In my first month at Trade Me, one of my first tasks was to come up with a high-level, easy-to-understand, easy-to-apply metrics framework that can be used to gauge the success of product initiatives for any Trade Me business at any level (from massive project to individual feature).

This felt like a daunting task, until I realised that lots of others had been here before, especially in the start-up space. So, stealing the best from the metrics for pirates and Google’s HEART model [PDF], I created a shameless mash-up called HEARRRT. It looks like this:

The HEARRRT model is essentially designed to tease out and stimulate ideas for measuring product success. Each letter stands for a different category of metric:

  • Happiness: A measure of user satisfaction and / or success. This can be attitudinal or behavioural.
  • Engagement: The level of user involvement, typically measured via behavioural proxies such as frequency, intensity, or depth of interaction over some time period.
  • Audience: The number of people coming to the site or app from various channels.
  • Retention: The rate at which existing users are returning.
  • Referral: Whether users tell others about their Trade Me experience.
  • Revenue: Goals that relate to users paying us somehow.
  • Tech: Improve the way we do things ‘under the hood’.

Here’s how you use it:

  1. It starts with choosing which of the HEARRRT categories to focus on. Usually this is pretty easy — is the feature or product designed to improve customer satisfaction (H)? Or make more money (R)? Or reduce tech debt (T)? Sometimes you might choose more than one of the letters.
  2. Next, you move from left to right and select a “higher-level goal” we are trying to achieve. After all, we should be choosing metrics that help us measure progress towards our overall business priorities.
  3. Then, you brainstorm all the potential ‘signals’ that indicate whether we are making progress towards the goal. This might be things like NPS or referrals or traffic or load time.
  4. Finally, we choose one or two of the signals and set a target value we want to hit.

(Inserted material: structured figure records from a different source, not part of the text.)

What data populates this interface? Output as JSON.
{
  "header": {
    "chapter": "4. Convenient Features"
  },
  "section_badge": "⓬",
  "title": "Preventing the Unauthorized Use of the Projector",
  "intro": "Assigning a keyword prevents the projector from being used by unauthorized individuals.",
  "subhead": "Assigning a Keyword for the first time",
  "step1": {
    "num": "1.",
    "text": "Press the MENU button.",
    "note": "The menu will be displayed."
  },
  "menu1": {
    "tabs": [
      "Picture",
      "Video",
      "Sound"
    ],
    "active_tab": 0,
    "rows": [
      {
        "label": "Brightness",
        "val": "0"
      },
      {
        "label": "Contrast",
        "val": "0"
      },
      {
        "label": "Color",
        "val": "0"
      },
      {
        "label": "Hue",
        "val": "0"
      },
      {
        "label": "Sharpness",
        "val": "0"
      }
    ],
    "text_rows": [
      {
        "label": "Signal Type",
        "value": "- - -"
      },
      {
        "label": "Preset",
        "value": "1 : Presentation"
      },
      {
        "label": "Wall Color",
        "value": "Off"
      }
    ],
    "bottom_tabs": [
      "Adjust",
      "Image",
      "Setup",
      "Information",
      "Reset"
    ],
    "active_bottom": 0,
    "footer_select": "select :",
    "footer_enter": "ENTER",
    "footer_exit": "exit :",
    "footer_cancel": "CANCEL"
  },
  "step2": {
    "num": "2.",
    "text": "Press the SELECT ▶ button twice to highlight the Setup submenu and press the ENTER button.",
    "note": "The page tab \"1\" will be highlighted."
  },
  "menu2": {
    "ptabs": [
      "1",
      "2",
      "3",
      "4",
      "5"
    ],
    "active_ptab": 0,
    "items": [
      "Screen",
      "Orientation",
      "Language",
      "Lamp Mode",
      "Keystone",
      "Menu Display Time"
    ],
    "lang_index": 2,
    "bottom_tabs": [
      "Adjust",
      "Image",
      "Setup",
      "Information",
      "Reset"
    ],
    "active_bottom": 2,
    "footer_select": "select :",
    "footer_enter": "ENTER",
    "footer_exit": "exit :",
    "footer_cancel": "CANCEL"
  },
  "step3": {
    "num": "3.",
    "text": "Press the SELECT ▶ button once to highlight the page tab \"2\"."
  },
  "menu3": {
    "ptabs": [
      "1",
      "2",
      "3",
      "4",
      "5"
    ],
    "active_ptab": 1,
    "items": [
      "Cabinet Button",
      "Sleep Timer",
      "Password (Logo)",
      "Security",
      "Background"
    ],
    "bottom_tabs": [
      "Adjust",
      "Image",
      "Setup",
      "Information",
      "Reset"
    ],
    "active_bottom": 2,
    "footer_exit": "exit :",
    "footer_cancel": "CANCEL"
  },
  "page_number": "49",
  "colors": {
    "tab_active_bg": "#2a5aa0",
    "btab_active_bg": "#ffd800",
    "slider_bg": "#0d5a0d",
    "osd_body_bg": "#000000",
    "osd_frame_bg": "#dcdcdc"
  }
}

This last step is the trickiest bit. The final product success metrics should be:

  • Small in number. You can’t expect every number to go up-and-to-the-right, so it’s important to focus on the two or three things that you care about above all the others.
  • Realistic. This is one of the hardest ones to get right. How do you know how many report views to aim for, if you’ve never built an insights product before? One idea is to use what data you do have. For example, you might be able to estimate the proportion of visitors who will be interested in downloading a report. Or, you could set a target based on the cost of the project. For example, if the cost of the project divided by the number of reports downloaded means that each report costs $100 then maybe the target is too soft (or you shouldn’t build it at all!)
  • Specific. There should be no wiggle room, no room for interpretation. This includes the timeframe for hitting the metric. Increase sessions by 20% — great. But by when? On launch day? Within 3 months?
  • Easy to measure. I’ve often seen things like Net Promoter Score as a success metric, only to find out afterwards that NPS is something which we only ask for every six months. Your success metric is ideally something that’s at your fingertips.
  • Sensitive to product changes (in other words, easy to prove). If we say a project’s success measure is to increase sold items by 2%, it’s important to have clear line-of-sight between the product change and the increase in sold items. If we can’t hand-on-heart say that a number moved up or down because of a product change we made, then it’s not a good metric.
  • Related to a business goal. Finally, it always pays to do a final sense check to make sure there is a clear link back to the overall business goal too.

One final point — getting better at writing success criteria requires a feedback loop. That’s why we insist on the Product Performance Report, because it’s in reporting back on actual product performance that you realise that your metrics were unrealistic, or didn’t specify a date, or that you can’t accurately measure a change.